Developing and selling products and services for the sake of profit only will become uneconomical as the full costs and benefits of all of our actions are finally accounted for on balance sheets. We will discover that less is more and our satisfaction does not lie in acquiring more stuff. Living well, eating well, having high quality homes and mobility and schools and natural beauty will be our sustenance and relieve the anxiety and despair that have burgeoned from our false hope in materialism.


All will play a role in the transition from carbon. Those who insulate and solarize our roofs, yes, but also those who teach our children and cook their lunches, those who own barber shops and host live music and art exhibits. Every livelihood will find a niche to contribute.


More people and communities will be directly involved in energy generation and storage and own some or all of their energy infrastructure. Energy generation will be a new source of financial security while providing more reliable energy sources in the face of increasing climate impacts.

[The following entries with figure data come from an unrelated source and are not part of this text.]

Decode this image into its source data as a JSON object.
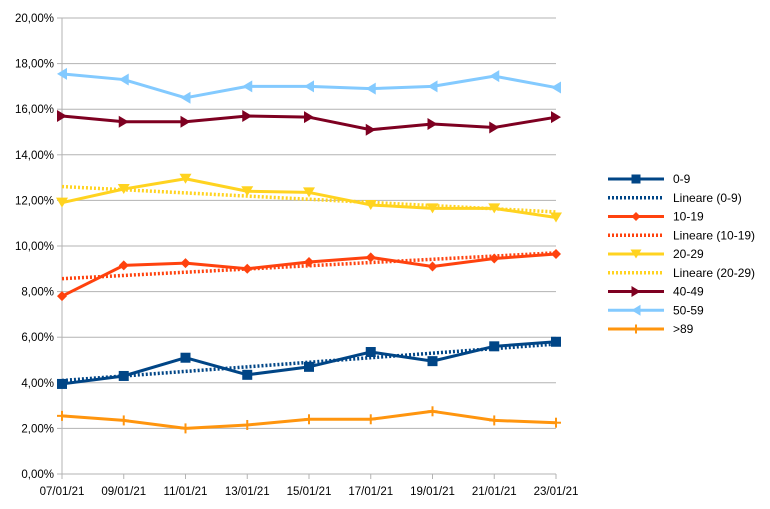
{
  "chart_data": {
    "type": "line",
    "title": "",
    "xlabel": "",
    "ylabel": "",
    "categories": [
      "07/01/21",
      "09/01/21",
      "11/01/21",
      "13/01/21",
      "15/01/21",
      "17/01/21",
      "19/01/21",
      "21/01/21",
      "23/01/21"
    ],
    "ylim": [
      0,
      20
    ],
    "yticks": [
      "0,00%",
      "2,00%",
      "4,00%",
      "6,00%",
      "8,00%",
      "10,00%",
      "12,00%",
      "14,00%",
      "16,00%",
      "18,00%",
      "20,00%"
    ],
    "grid": "horizontal",
    "legend_position": "right",
    "series": [
      {
        "name": "0-9",
        "color": "#004586",
        "marker": "square",
        "style": "solid",
        "values": [
          3.95,
          4.3,
          5.1,
          4.35,
          4.7,
          5.35,
          4.95,
          5.6,
          5.8
        ]
      },
      {
        "name": "Lineare (0-9)",
        "color": "#004586",
        "marker": "none",
        "style": "dotted",
        "trend_of": "0-9"
      },
      {
        "name": "10-19",
        "color": "#ff420e",
        "marker": "diamond",
        "style": "solid",
        "values": [
          7.8,
          9.15,
          9.25,
          9.0,
          9.3,
          9.5,
          9.1,
          9.45,
          9.65
        ]
      },
      {
        "name": "Lineare (10-19)",
        "color": "#ff420e",
        "marker": "none",
        "style": "dotted",
        "trend_of": "10-19"
      },
      {
        "name": "20-29",
        "color": "#ffd320",
        "marker": "triangle-down",
        "style": "solid",
        "values": [
          11.9,
          12.5,
          12.95,
          12.4,
          12.35,
          11.8,
          11.65,
          11.65,
          11.25
        ]
      },
      {
        "name": "Lineare (20-29)",
        "color": "#ffd320",
        "marker": "none",
        "style": "dotted",
        "trend_of": "20-29"
      },
      {
        "name": "40-49",
        "color": "#7e0021",
        "marker": "triangle-right",
        "style": "solid",
        "values": [
          15.7,
          15.45,
          15.45,
          15.7,
          15.65,
          15.1,
          15.35,
          15.2,
          15.65
        ]
      },
      {
        "name": "50-59",
        "color": "#83caff",
        "marker": "triangle-left",
        "style": "solid",
        "values": [
          17.55,
          17.3,
          16.5,
          17.0,
          17.0,
          16.9,
          17.0,
          17.45,
          16.95
        ]
      },
      {
        "name": ">89",
        "color": "#ff950e",
        "marker": "plus",
        "style": "solid",
        "values": [
          2.55,
          2.35,
          2.0,
          2.15,
          2.4,
          2.4,
          2.75,
          2.35,
          2.25
        ]
      }
    ]
  }
}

Even our spirits will shift, uplifted with hope and generosity. Relief from the existential threat of climate change will bring a collective sense of purpose and unity. As with the threat of imminent nuclear winter, we will look back on a time when we were certain the earth would go up in flames and be thankful that somehow, we found solace in our organic collective wisdom, that our belief in harmony and justice triumphed over prejudice and inequality. That somehow we learned to listen to each other, to care for generations not yet born, to value our existence as if we were huddled together on a brilliant blue-green sphere, millions of miles from anything, with only our thinnest film of atmosphere to keep us safe.